Ask the average person on the street, and it's likely they think of television the same way: that the customer of the television industry is the viewer. You would think, then, that this would motivate television companies to make decisions in the interest of the viewer, because their primary goal would be to make the viewer happy.
And yet, Firefly gets canceled, great shows get underpromoted into obscurity, and we're inundated with reality shows that everyone claims to hate yet everyone seems to watch. [I believe they watch mostly because they want to watch TV and that's what happens to be on, and because it's something they can talk to coworkers and strangers about as a shared point of experience, much like sports; but the reasoning doesn't really matter to the point I'm trying to make here]
So why doesn't television cater to the audience in the way you'd predict if the viewers were the network's customers?
Because the television network's customer is not the viewer. The network's customer is the advertiser.
NBC is not in the business of providing television programming to viewers. It is in the business of providing eyes to advertisers. Every decision is not made based on providing quality programming in a way viewers want to see it. Decisions are instead made based on the most cost-effective ways to get advertisers to pay top-dollar for ad space. That just so happens to lead to television striving to attract viewers, which often leads to the network acting in the viewers' interest; but such actions are coincidental. They are simply a side effect of serving advertisers.
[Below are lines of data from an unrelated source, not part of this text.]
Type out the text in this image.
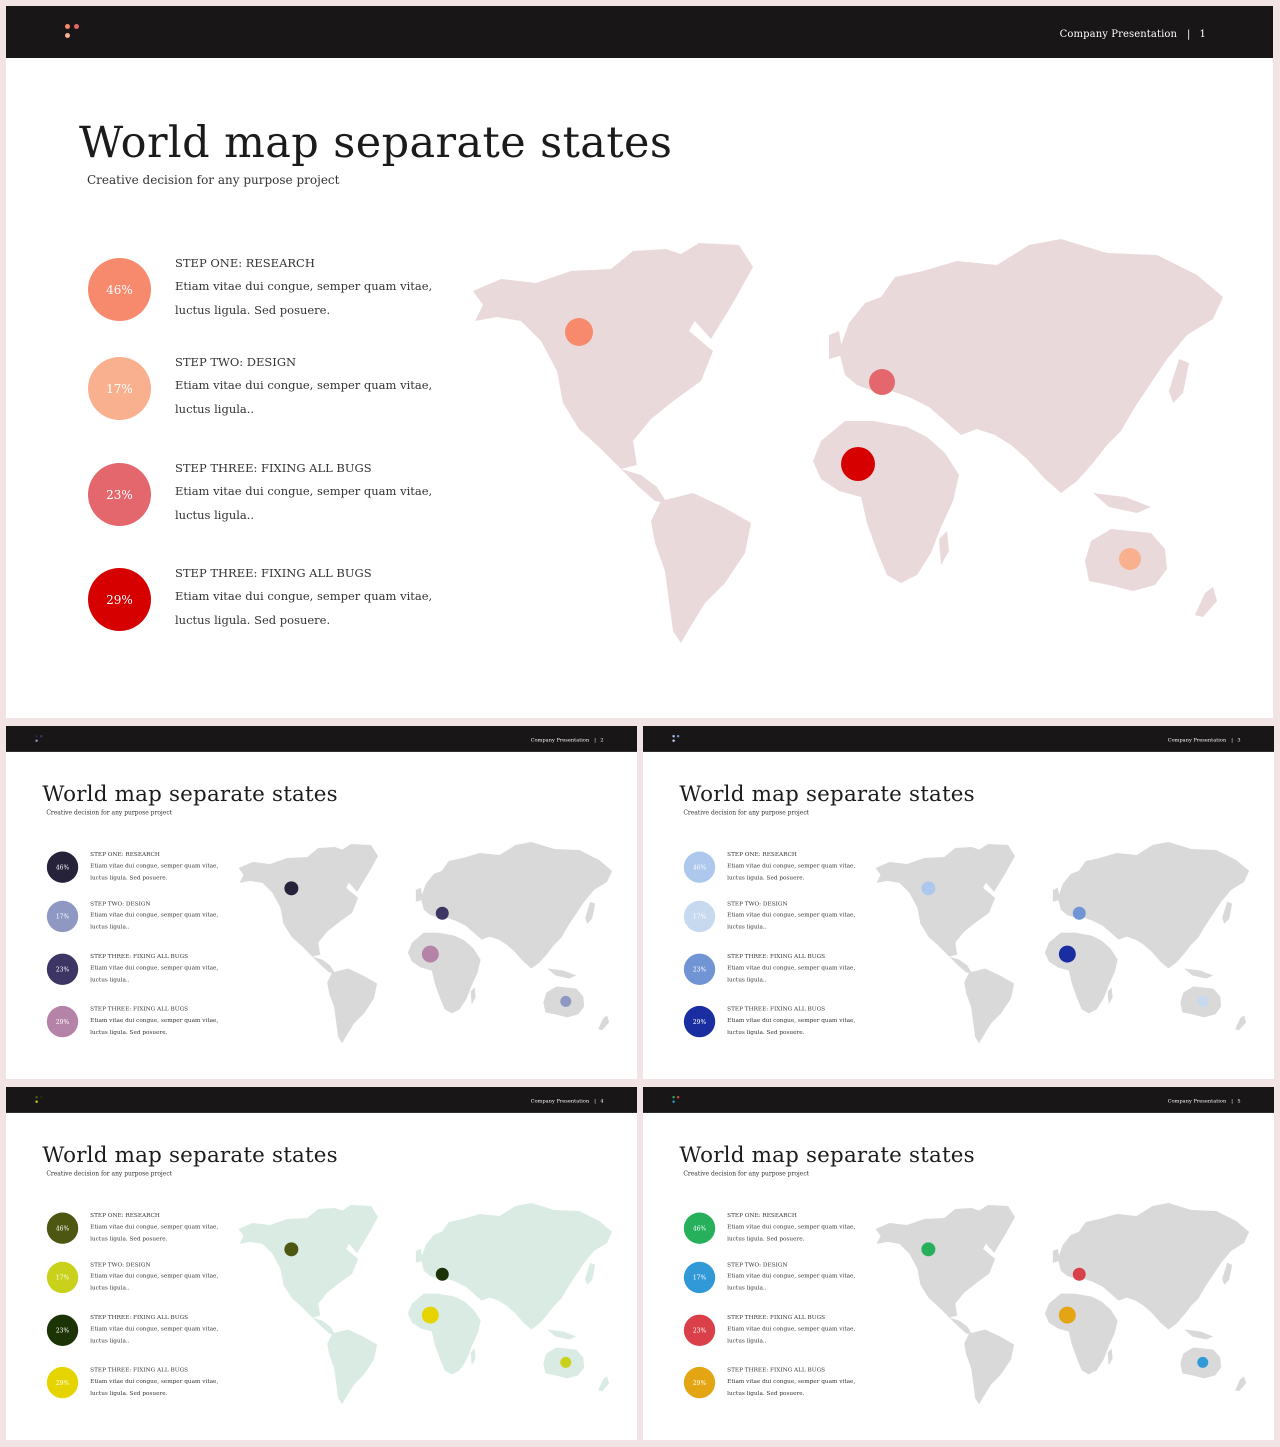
Company Presentation | 1
World map separate states
Creative decision for any purpose project
46%
STEP ONE: RESEARCH
Etiam vitae dui congue, semper quam vitae, luctus ligula. Sed posuere.
17%
STEP TWO: DESIGN
Etiam vitae dui congue, semper quam vitae, luctus ligula..
23%
STEP THREE: FIXING ALL BUGS
Etiam vitae dui congue, semper quam vitae, luctus ligula..
29%
STEP THREE: FIXING ALL BUGS
Etiam vitae dui congue, semper quam vitae, luctus ligula. Sed posuere.
Company Presentation | 2
World map separate states
Creative decision for any purpose project
46%
STEP ONE: RESEARCH
Etiam vitae dui congue, semper quam vitae, luctus ligula. Sed posuere.
17%
STEP TWO: DESIGN
Etiam vitae dui congue, semper quam vitae, luctus ligula..
23%
STEP THREE: FIXING ALL BUGS
Etiam vitae dui congue, semper quam vitae, luctus ligula..
29%
STEP THREE: FIXING ALL BUGS
Etiam vitae dui congue, semper quam vitae, luctus ligula. Sed posuere.
Company Presentation | 3
World map separate states
Creative decision for any purpose project
46%
STEP ONE: RESEARCH
Etiam vitae dui congue, semper quam vitae, luctus ligula. Sed posuere.
17%
STEP TWO: DESIGN
Etiam vitae dui congue, semper quam vitae, luctus ligula..
23%
STEP THREE: FIXING ALL BUGS
Etiam vitae dui congue, semper quam vitae, luctus ligula..
29%
STEP THREE: FIXING ALL BUGS
Etiam vitae dui congue, semper quam vitae, luctus ligula. Sed posuere.
Company Presentation | 4
World map separate states
Creative decision for any purpose project
46%
STEP ONE: RESEARCH
Etiam vitae dui congue, semper quam vitae, luctus ligula. Sed posuere.
17%
STEP TWO: DESIGN
Etiam vitae dui congue, semper quam vitae, luctus ligula..
23%
STEP THREE: FIXING ALL BUGS
Etiam vitae dui congue, semper quam vitae, luctus ligula..
29%
STEP THREE: FIXING ALL BUGS
Etiam vitae dui congue, semper quam vitae, luctus ligula. Sed posuere.
Company Presentation | 5
World map separate states
Creative decision for any purpose project
46%
STEP ONE: RESEARCH
Etiam vitae dui congue, semper quam vitae, luctus ligula. Sed posuere.
17%
STEP TWO: DESIGN
Etiam vitae dui congue, semper quam vitae, luctus ligula..
23%
STEP THREE: FIXING ALL BUGS
Etiam vitae dui congue, semper quam vitae, luctus ligula..
29%
STEP THREE: FIXING ALL BUGS
Etiam vitae dui congue, semper quam vitae, luctus ligula. Sed posuere.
There's no need to demonize the networks over this, but it's important to be aware of it so we have realistic expectations. Television networks do not consider you to be a customer, so don't be surprised when they routinely act in ways that seem unfathomable to you as a viewer. If they lose 10% of viewers over intrusive product placements or longer commercial breaks, they'll do it if it increases the other ad revenue by 11%. They'd never do it if viewers were the customers.
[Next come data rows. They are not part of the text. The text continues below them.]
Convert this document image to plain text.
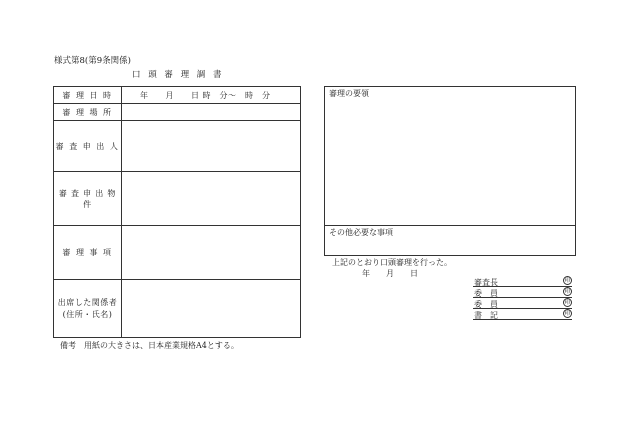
様式第8(第9条関係)
口 頭 審 理 調 書
審 理 日 時	年　　月　　日 時　分～　時　分
審 理 場 所	
審 査 申 出 人	
審 査 申 出 物 件	
審 理 事 項	
出席した関係者
(住所・氏名)	
審理の要領
その他必要な事項
上記のとおり口頭審理を行った。
年　　月　　日
審査長	印
委　員	印
委　員	印
書　記	印
備考　用紙の大きさは、日本産業規格A4とする。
So what does this have to do with video games, and Activision/Blizzard's expansion of Real ID? I'm glad you asked.
Actiblizz's recent actions seem unfathomable. They are going against the wishes of the vast majority of their players. They are startlingly unresponsive to criticism from the customerbase on the Battle.net and Real ID issues. They are taking actions that are clearly contrary to the best interests of their players, and are going out of their way to avoid explaining them (except through the ocassional half-truth like "cleaning the forums"). People are canceling WoW accounts and SC2 preorders left and right over something that seems so easily avoidable or fixable. Don't they care about losing so many customers?
You have probably guessed where I'm going with this by now: we, the players, are no longer the World of Warcraft's customerbase. Advertisers are.
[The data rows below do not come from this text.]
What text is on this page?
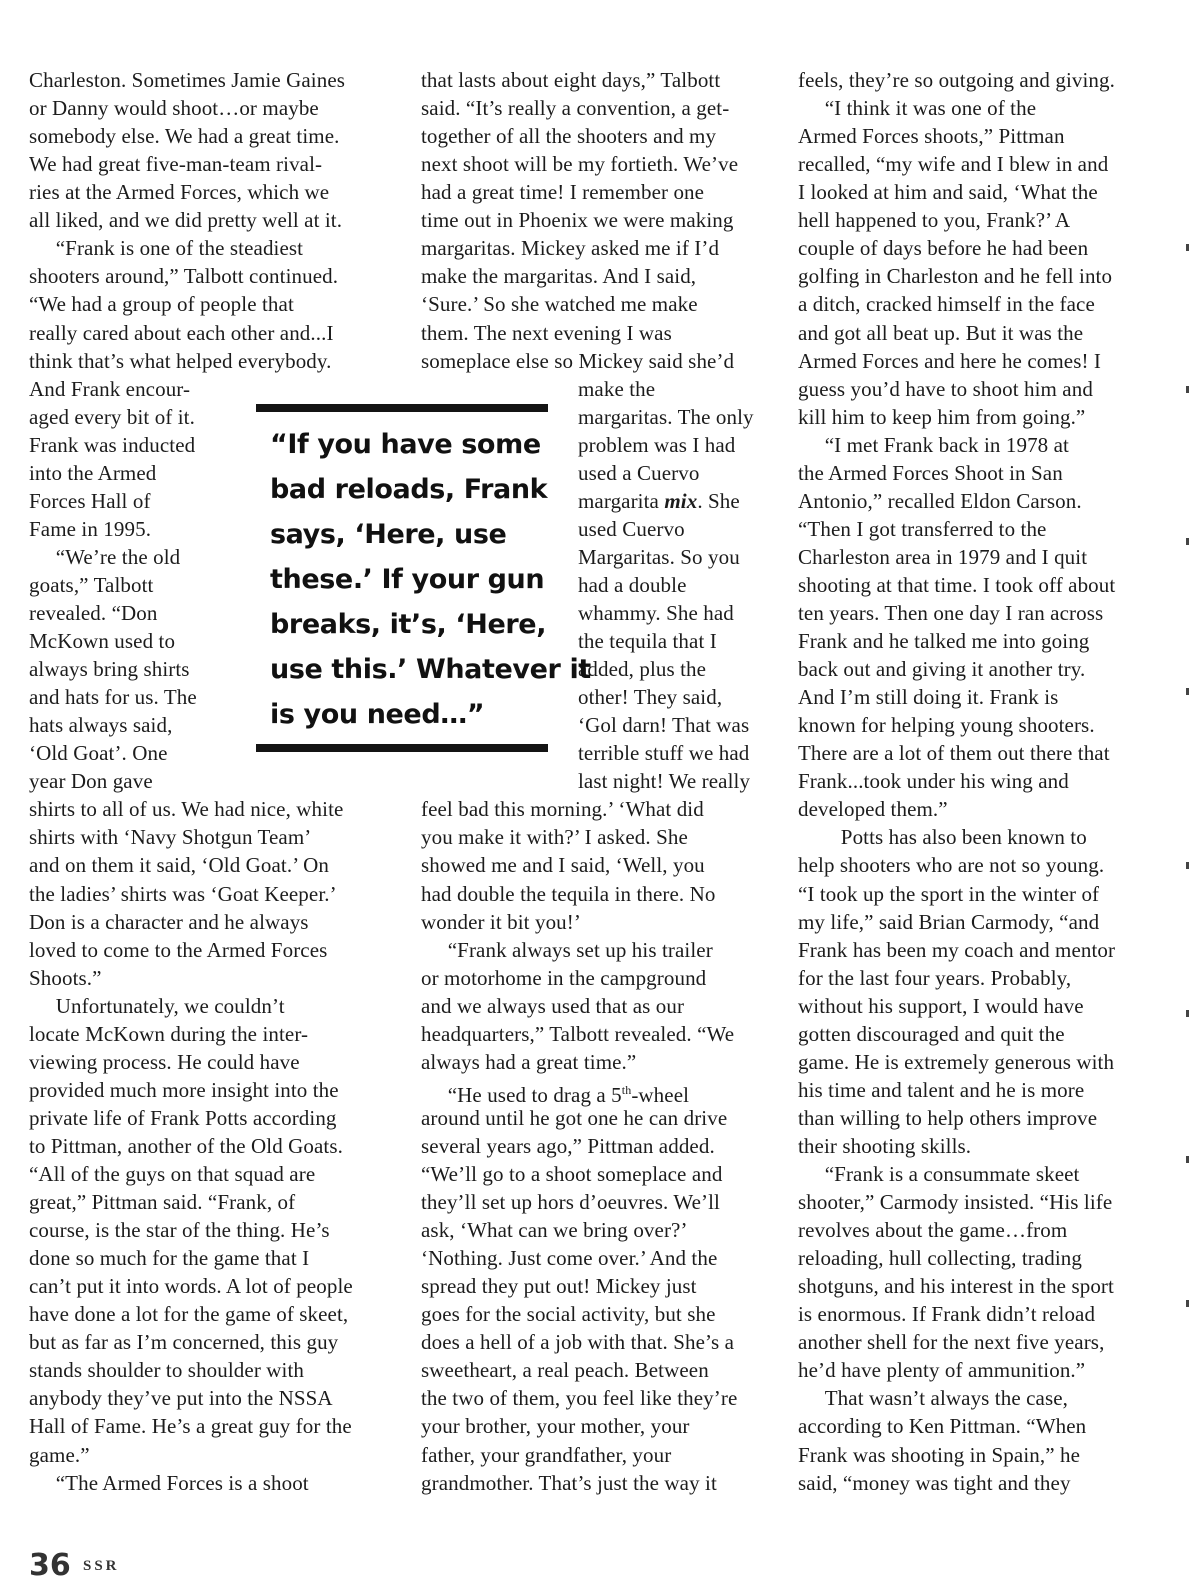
Charleston. Sometimes Jamie Gaines
or Danny would shoot…or maybe
somebody else. We had a great time.
We had great five-man-team rival-
ries at the Armed Forces, which we
all liked, and we did pretty well at it.
“Frank is one of the steadiest
shooters around,” Talbott continued.
“We had a group of people that
really cared about each other and...I
think that’s what helped everybody.
And Frank encour-
aged every bit of it.
Frank was inducted
into the Armed
Forces Hall of
Fame in 1995.
“We’re the old
goats,” Talbott
revealed. “Don
McKown used to
always bring shirts
and hats for us. The
hats always said,
‘Old Goat’. One
year Don gave
shirts to all of us. We had nice, white
shirts with ‘Navy Shotgun Team’
and on them it said, ‘Old Goat.’ On
the ladies’ shirts was ‘Goat Keeper.’
Don is a character and he always
loved to come to the Armed Forces
Shoots.”
Unfortunately, we couldn’t
locate McKown during the inter-
viewing process. He could have
provided much more insight into the
private life of Frank Potts according
to Pittman, another of the Old Goats.
“All of the guys on that squad are
great,” Pittman said. “Frank, of
course, is the star of the thing. He’s
done so much for the game that I
can’t put it into words. A lot of people
have done a lot for the game of skeet,
but as far as I’m concerned, this guy
stands shoulder to shoulder with
anybody they’ve put into the NSSA
Hall of Fame. He’s a great guy for the
game.”
“The Armed Forces is a shoot
that lasts about eight days,” Talbott
said. “It’s really a convention, a get-
together of all the shooters and my
next shoot will be my fortieth. We’ve
had a great time! I remember one
time out in Phoenix we were making
margaritas. Mickey asked me if I’d
make the margaritas. And I said,
‘Sure.’ So she watched me make
them. The next evening I was
someplace else so Mickey said she’d
make the
margaritas. The only
problem was I had
used a Cuervo
margarita mix. She
used Cuervo
Margaritas. So you
had a double
whammy. She had
the tequila that I
added, plus the
other! They said,
‘Gol darn! That was
terrible stuff we had
last night! We really
feel bad this morning.’ ‘What did
you make it with?’ I asked. She
showed me and I said, ‘Well, you
had double the tequila in there. No
wonder it bit you!’
“Frank always set up his trailer
or motorhome in the campground
and we always used that as our
headquarters,” Talbott revealed. “We
always had a great time.”
“He used to drag a 5th-wheel
around until he got one he can drive
several years ago,” Pittman added.
“We’ll go to a shoot someplace and
they’ll set up hors d’oeuvres. We’ll
ask, ‘What can we bring over?’
‘Nothing. Just come over.’ And the
spread they put out! Mickey just
goes for the social activity, but she
does a hell of a job with that. She’s a
sweetheart, a real peach. Between
the two of them, you feel like they’re
your brother, your mother, your
father, your grandfather, your
grandmother. That’s just the way it
feels, they’re so outgoing and giving.
“I think it was one of the
Armed Forces shoots,” Pittman
recalled, “my wife and I blew in and
I looked at him and said, ‘What the
hell happened to you, Frank?’ A
couple of days before he had been
golfing in Charleston and he fell into
a ditch, cracked himself in the face
and got all beat up. But it was the
Armed Forces and here he comes! I
guess you’d have to shoot him and
kill him to keep him from going.”
“I met Frank back in 1978 at
the Armed Forces Shoot in San
Antonio,” recalled Eldon Carson.
“Then I got transferred to the
Charleston area in 1979 and I quit
shooting at that time. I took off about
ten years. Then one day I ran across
Frank and he talked me into going
back out and giving it another try.
And I’m still doing it. Frank is
known for helping young shooters.
There are a lot of them out there that
Frank...took under his wing and
developed them.”
Potts has also been known to
help shooters who are not so young.
“I took up the sport in the winter of
my life,” said Brian Carmody, “and
Frank has been my coach and mentor
for the last four years. Probably,
without his support, I would have
gotten discouraged and quit the
game. He is extremely generous with
his time and talent and he is more
than willing to help others improve
their shooting skills.
“Frank is a consummate skeet
shooter,” Carmody insisted. “His life
revolves about the game…from
reloading, hull collecting, trading
shotguns, and his interest in the sport
is enormous. If Frank didn’t reload
another shell for the next five years,
he’d have plenty of ammunition.”
That wasn’t always the case,
according to Ken Pittman. “When
Frank was shooting in Spain,” he
said, “money was tight and they
“If you have some
bad reloads, Frank
says, ‘Here, use
these.’ If your gun
breaks, it’s, ‘Here,
use this.’ Whatever it
is you need…”
36 SSR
It's pretty clear from this interview and other statements about Real ID about how they "have been planning this change for a very long time" that Real ID is the lynchpin in an effort to leverage an untapped asset that Actiblizz has more of than any other company out there except Facebook: our personal information.
Facebook makes its revenue from advertisers by using our personal information to help them target us more accurately, and by using our social connections to lubricate the spread of marketing messages. Activision has done the math, looked at their potential to help advertisers target 12 million people, and decided that, come hell or high water, the potential loss in subscription revenue will be dwarfed by the potential gain in ad revenue along with the other benefits to emulating the Facebook business model with a near-captive mob of players to be tapped.
Blizzard once had a reputation for making games for the players. They were known for scrapping sub-par products rather than releasing them for a quick buck. They were known for being more player-friendly than any gaming company outside of Valve. But to Actiblizz, we are no longer the customer. We are an asset to be monetized . . . stock in a warehouse . . . entries in a quarterly earnings spreadsheet. We are now Actiblizzard's product, to be sold to advertisers for more than our subscription is worth. This is, ironically, our reward for making the game so popular.
Actiblizzard has signed a contract with Facebook. They are committed to this course of action, no matter what we say. And no matter how many of us quit, it's most likely going to be a profitable move for them.
From this point forward, Blizzard's reputation is done. We can stop expecting them to treat us like customers. Advertisers are their primary customers now.
I wonder if Actiblizzard treats them as well as the old, dead Blizzard used to treat us?